- Occupation: Professor of Applied Developmental Psychology

Academic background
- Alma mater: University of New Mexico; Stanford University

Academic work
- Institutions: George Mason University

= Adam Winsler =

American developmental psychologist

 Adam Winsler is a developmental psychologist known for his research on early child development, private speech, and benefits of arts education. Winsler is Professor of Applied Developmental Psychology at George Mason University.

Winsler co-authored with Laura Berk the volume Scaffolding Children's Learning: Vygotsky and Early Childhood Education, which describes the theories of development created by Lev Vygotsky and how they be applied to children's learning in a school environment. He also co-edited the volume Private Speech, Executive Functioning, and The Development of Verbal Self-Regulation. Winsler was Editor in Chief of Early Childhood Research Quarterly, and serves on their editorial board.

== Biography ==

Winsler received his B.A. degree in psychology at University of New Mexico in 1988. He furthered his education and obtained his Ph.D. in Child and Adolescent Development at Stanford University Graduate School of Education in 1994. While at Stanford, Winsler worked as Program Evaluator and Evaluation Director at the Redwood City Schools in California, where he conducted research on bilingual language development, and documented the benefits of bilingual preschool programs for Spanish-speaking children growing up in low income families.

Winsler started his academic career at the University of Alabama, Tuscaloosa in 1994 as an assistant professor before moving to George Mason University in 1997. His research has been funded by the Institute of Education Sciences of the U.S. Department of Education and by foundations including The Children's Trust and the Early Learning Coalition of Miami-Dade/Monroe.

== Research ==
As a graduate student, Winsler began a collaborative program of research with Rafael M. Diaz on young children's use of private speech, which led to a series of studies on self-regulation in children with attention and behavioral problems. Winsler's research examined private speech in relation to aspects of executive functioning in children with disabilities such as autism spectrum disorder, and ADHD. Following Vygotsky, Winsler considers the use of private speech to be an important turning point in a child's development, as it supports the child in verbalizing their thoughts, regulating their attention, and helping them produce decisions on their own. According to Winsler, private speech is beneficial in lowering impulsivity in small children, while increasing performance as they learn to recollect and express their train of thought.

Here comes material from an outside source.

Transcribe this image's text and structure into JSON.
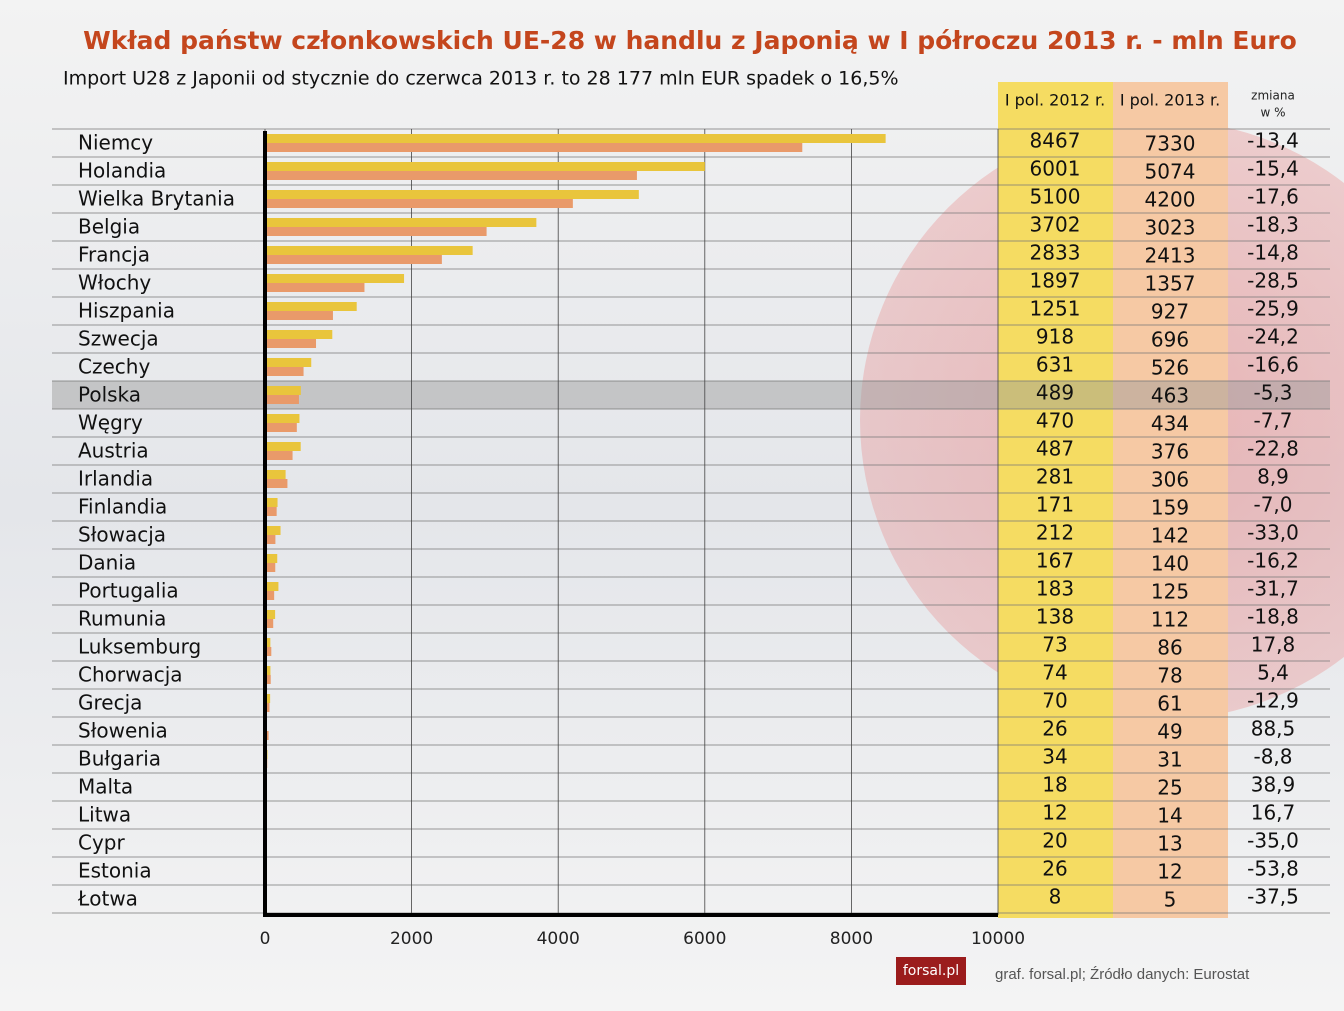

Winsler is also known for his research on early childhood education, where he has focused on evaluating the cognitive, language, and social-emotional outcomes and school readiness of children from diverse backgrounds, many who come from low-income families, attending variously structured child-care and preschool programs. Winsler and his colleagues' research indicates the importance of the arts in early childhood development. When young children are involved in electives such as dance, drama, and music, they become more socially competent, show better self-regulation, and their academic performance improves.

In work with Martha Carlton, Winsler critiqued the concept of school readiness, which they view as a biased concept based on the perspective of the school system and its qualifications for children's school entry. Winsler has focused on bilingual, immigrant children who are often misunderstood because of their inability to speak English, yet are just as capable as their peers; such children may fall behind due to bias toward languages other than English in the school system. Although immigrant children may lag behind their peers in preschool cognitive and language skills, they show advantages relative to non-immigrant children in socio-emotional skills and behavior.

== Representative Publications ==

- Carlton, M. P., & Winsler, A. (1999). School readiness: The need for a paradigm shift. School Psychology Review, 28, 338–352.
- Lobo, Y. B., & Winsler, A. (2006). The effects of a creative dance and movement program on the social competence of head start preschoolers. Social Development, 15(3), 501–519.
- Morrissey, T. W., Hutchison, L., & Winsler, A. (2014). Family income, school attendance, and academic achievement in elementary school. Developmental Psychology, 50(3), 741–753.
- Winsler, A., Diaz, R. M., & Montero, I. (1997). The role of private speech in the transition from collaborative to independent task performance in young children. Early Childhood Research Quarterly, 12(1), 59–79.
- Winsler, A., Madigan, A. L., & Aquilino, S. A. (2005). Correspondence between maternal and paternal parenting styles in early childhood. Early childhood research quarterly, 20(1), 1–12.
- Winsler, A., & Naglieri, J. (2003). Overt and covert verbal problem-solving strategies: Developmental trends in use, awareness, and relations with task performance in children aged 5 to 17. Child Development, 74(3), 659–678.
- Winsler, A., Tran, H., Hartman, S. C., Madigan, A. L., Manfra, L., & Bleiker, C. (2008). School readiness gains made by ethnically diverse children in poverty attending center-based childcare and public school pre-kindergarten programs. Early Childhood Research Quarterly, 23(3), 314–329.